Les licenciements collectifs prennent de l’ampleur, tout comme les fermetures d’entreprises. Le chômage temporaire amortit depuis le mois de mars en grande partie l’impact de la récession, mais ces aides prendront bientôt fin. Une deuxième vague de licenciements risque alors de déferler sur le pays. Dans un tel contexte, l’union nationale, prônée par le gouvernement et le patronat, sert à lier les mains du mouvement syndical : il s’agit d’assurer que les travailleurs ne se rebellent pas et n’arrêtent surtout pas la production. Une grande partie des dirigeants syndicaux joue ainsi le jeu de la conciliation sociale. Il y a un grand décalage entre les stratégies, le programme des dirigeants syndicaux et l’extrême aggravation de la situation sociale et économique du pays, en particulier depuis que le PS et le sp.a sont entrés dans la coalition Vivaldi. Ces partis s’alignent complètement sur la politique du gouvernement et prônent le « calme » et la « responsabilité ». Selon eux, tout s’arrangera grâce à la concertation entre « partenaires sociaux ». En revanche, une autre partie du mouvement syndical se rend bien compte du piège que représente cette « union nationale ». Plus proche du terrain, plus sensible à la pression des travailleurs, toute une série de permanents et de délégués syndicaux prend des initiatives pour relancer et améliorer les mesures de protection des travailleurs. Il s’agit, entre autres, d’obtenir de nouvelles conventions collectives dites  « Corona ». Mais le patronat rechigne à aller dans ce sens. Face à ce refus, chez Lidl, le Setca a annoncé qu’il soutenait toute action de grève du personnel pour protéger sa santé. On a vu aussi comment chez Inza à Schoten, près d’Anvers, les ouvriers ont occupé l’entreprise pendant une semaine pour obtenir des meilleures primes de départ. Nous pensons que l’heure n’est ni au calme ni à la prostration face à la catastrophe qui nous tombe dessus. L’heure est à la solidarité collective et à la lutte anticapitaliste !

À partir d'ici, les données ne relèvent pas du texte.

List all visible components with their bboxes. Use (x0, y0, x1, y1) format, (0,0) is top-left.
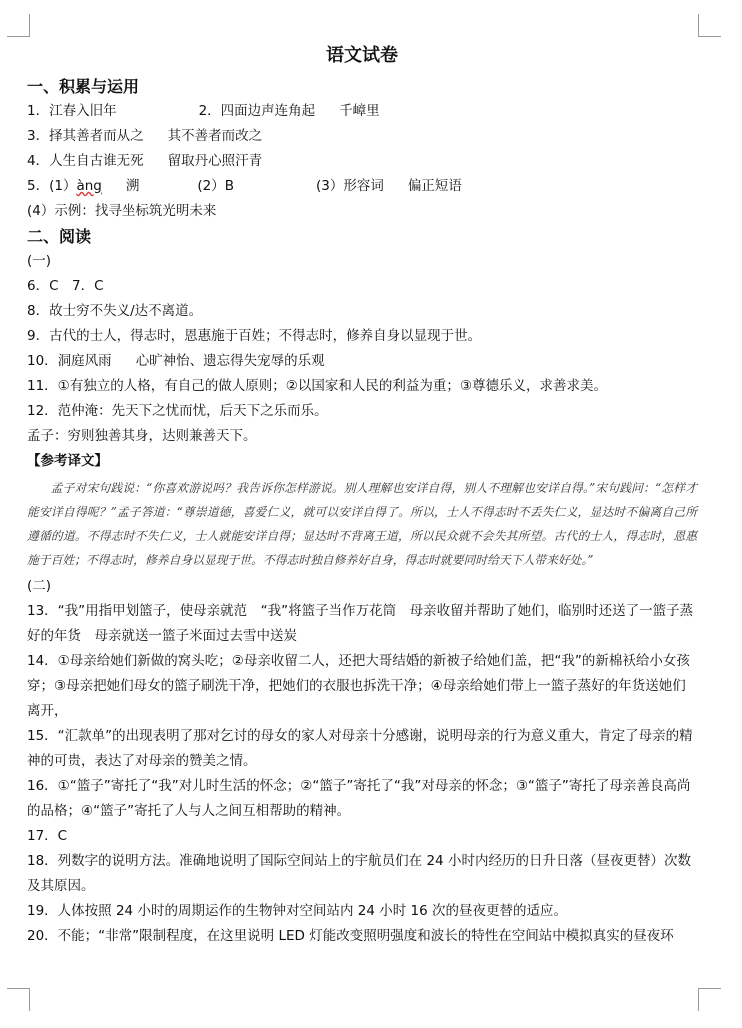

Le mouvement syndical doit se ressaisir et passer à l’offensive. Parmi les revendications nécessaires à cette riposte, nous proposons les suivantes :

  • Il faut tout de suite débloquer les fonds nécessaires pour un engagement immédiat et massif de personnel dans les hôpitaux, maisons de repos etc.
  • Investir dans la médecine de première ligne
  • Jeter le privé hors du secteur de la santé. Pour un service national de santé publique, géré par les travailleurs de la santé, les usagers et plus largement par les représentants des travailleurs du pays.
  • Les entreprises pharmaceutiques doivent être nationalisées sous le contrôle des travailleurs
  • Les délégués aux Comités de Prévention et Protection au Travail (CPPT) doivent se donner le pouvoir, avec l’appui des travailleurs, d’imposer et de contrôler l’application des mesures sanitaires nécessaires. Ceci implique le pouvoir de mettre à l’arrêt la production, si besoin.
  • Compétences renforcées pour les CPPT (par exemple : un plan sanitaire spécial covid obligatoire soumis à l'accord des travailleurs).
  • Application du droit de retrait dans les entreprises avec l’appui des organisations syndicales.
  • En général, les secteurs non-essentiels doivent être mis à l’arrêt sous le contrôle des travailleurs et de leurs organisations syndicales.
  • En cas de chômage temporaire, les travailleurs doivent être payés à 100%
  • Réduction du temps de travail à 32 heures sans perte de salaire
  • Interdiction des licenciements
  • Nationalisation sous contrôle ouvrier de toutes les entreprises qui menacent de fermer.

La lutte pour ces revendications, en particulier pour le contrôle ouvrier et la nationalisation, doit ouvrir la voie vers une lutte plus générale contre le capitalisme, pour le pouvoir des travailleurs et pour une transformation socialiste de la société.